The glacier covers 70,000 square miles and it’s likely to accelerate its flow into the ocean. Once it begins melting, its will become an unstoppable process, raising sea levels at a much higher rate than previously estimated, researchers from the Georgia Institute of Technology, Nasa Jet Propulsion Laboratory, and the University of Washington said after using computer models to forecast how the glacier’s instability could affect the rate of ice it sheds.
Moreover, the scientists alerted that by the time the tipping point is reached, the reduction of global temperatures won’t play any changing role, as the glacier’s flow into the sea would be unstoppable.
As the study’s leader Alex Robel, an assistant professor in Georgia Tech’s School of Earth and Atmospheric Sciences stated
If you trigger this instability, you don’t need to continue to force the ice sheet by cranking up temperatures. It will keep going by itself, and that’s the worry. Climate variations will still be important after that tipping point because they will determine how fast the ice will move.
In the meantime, NASA scientist, Helene Seroussi, added that Thwaites Glacier, after reaching its tipping point could lose all of its ice in a period of 150 years. This would result to the sea level increasing about half a metre. For instance, up to now, the sea level is 20cm, and is blamed for the increase of coastal flooding.

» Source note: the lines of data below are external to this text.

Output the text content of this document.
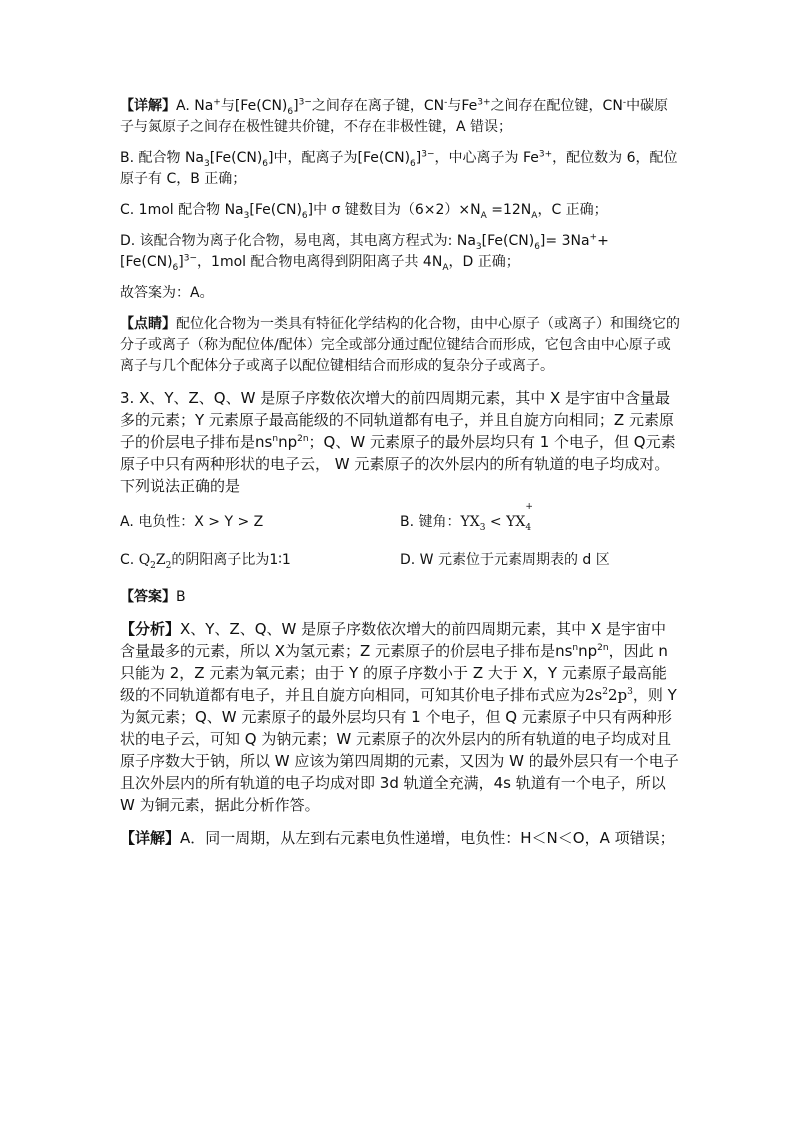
【详解】A. Na+与$[Fe(CN)_6]^{3-}$之间存在离子键，CN-与$Fe^{3+}$之间存在配位键，CN-中碳原子与氮原子之间存在极性键共价键，不存在非极性键，A 错误；

B. 配合物 $Na_3[Fe(CN)_6]$中，配离子为$[Fe(CN)_6]^{3-}$，中心离子为 $Fe^{3+}$，配位数为 6，配位原子有 C，B 正确；

C. 1mol 配合物 $Na_3[Fe(CN)_6]$中 σ 键数目为$(6\times 2)\times N_A =12N_A$，C 正确；

D. 该配合物为离子化合物，易电离，其电离方程式为: $Na_3[Fe(CN)_6]= 3Na^++[Fe(CN)_6]^{3-}$，1mol 配合物电离得到阴阳离子共 $4N_A$，D 正确；

故答案为：A。

【点睛】配位化合物为一类具有特征化学结构的化合物，由中心原子（或离子）和围绕它的分子或离子（称为配位体/配体）完全或部分通过配位键结合而形成，它包含由中心原子或离子与几个配体分子或离子以配位键相结合而形成的复杂分子或离子。

3. X、Y、Z、Q、W 是原子序数依次增大的前四周期元素，其中 X 是宇宙中含量最多的元素；Y 元素原子最高能级的不同轨道都有电子，并且自旋方向相同；Z 元素原子的价层电子排布是$ns^nnp^{2n}$；Q、W 元素原子的最外层均只有 1 个电子，但 Q元素原子中只有两种形状的电子云， W 元素原子的次外层内的所有轨道的电子均成对。下列说法正确的是

A. 电负性：X > Y > Z	B. 键角：$YX_3 < YX_4$
+
C. $Q_2Z_2$的阴阳离子比为1∶1	D. W 元素位于元素周期表的 d 区

【答案】B

【分析】X、Y、Z、Q、W 是原子序数依次增大的前四周期元素，其中 X 是宇宙中含量最多的元素，所以 X为氢元素；Z 元素原子的价层电子排布是$ns^nnp^{2n}$，因此 n 只能为 2，Z 元素为氧元素；由于 Y 的原子序数小于 Z 大于 X，Y 元素原子最高能级的不同轨道都有电子，并且自旋方向相同，可知其价电子排布式应为$2s^22p^3$，则 Y为氮元素；Q、W 元素原子的最外层均只有 1 个电子，但 Q 元素原子中只有两种形状的电子云，可知 Q 为钠元素；W 元素原子的次外层内的所有轨道的电子均成对且原子序数大于钠，所以 W 应该为第四周期的元素，又因为 W 的最外层只有一个电子且次外层内的所有轨道的电子均成对即 3d 轨道全充满，4s 轨道有一个电子，所以 W 为铜元素，据此分析作答。

【详解】A．同一周期，从左到右元素电负性递增，电负性：H＜N＜O，A 项错误；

Additionally, Antarctica holds big quantities of ice, almost 90% of all ice in the world. On the contrary to the Arctic, Antarctica’s most of the ice is out of the water and on land. Therefore, the possibility of its ice collapsing presents challenging future scenarios for sea level rise.
As Dr Robel reported
You want to engineer critical infrastructure to be resistant against the upper bound of potential sea level scenarios a hundred years from now. It can mean building your water treatment plants and nuclear reactors for the absolute worst-case scenario, which could be two or three feet of sea level rise from Thwaites Glacier alone, so it’s a huge difference.
As a result the collapse of its ice sheets presents more serious future scenarios for sea level rise – while in the Arctic, 90 per cent of an iceberg’s mass is already underwater. When its ice melts, the volume shrinks, resulting in little change in sea level.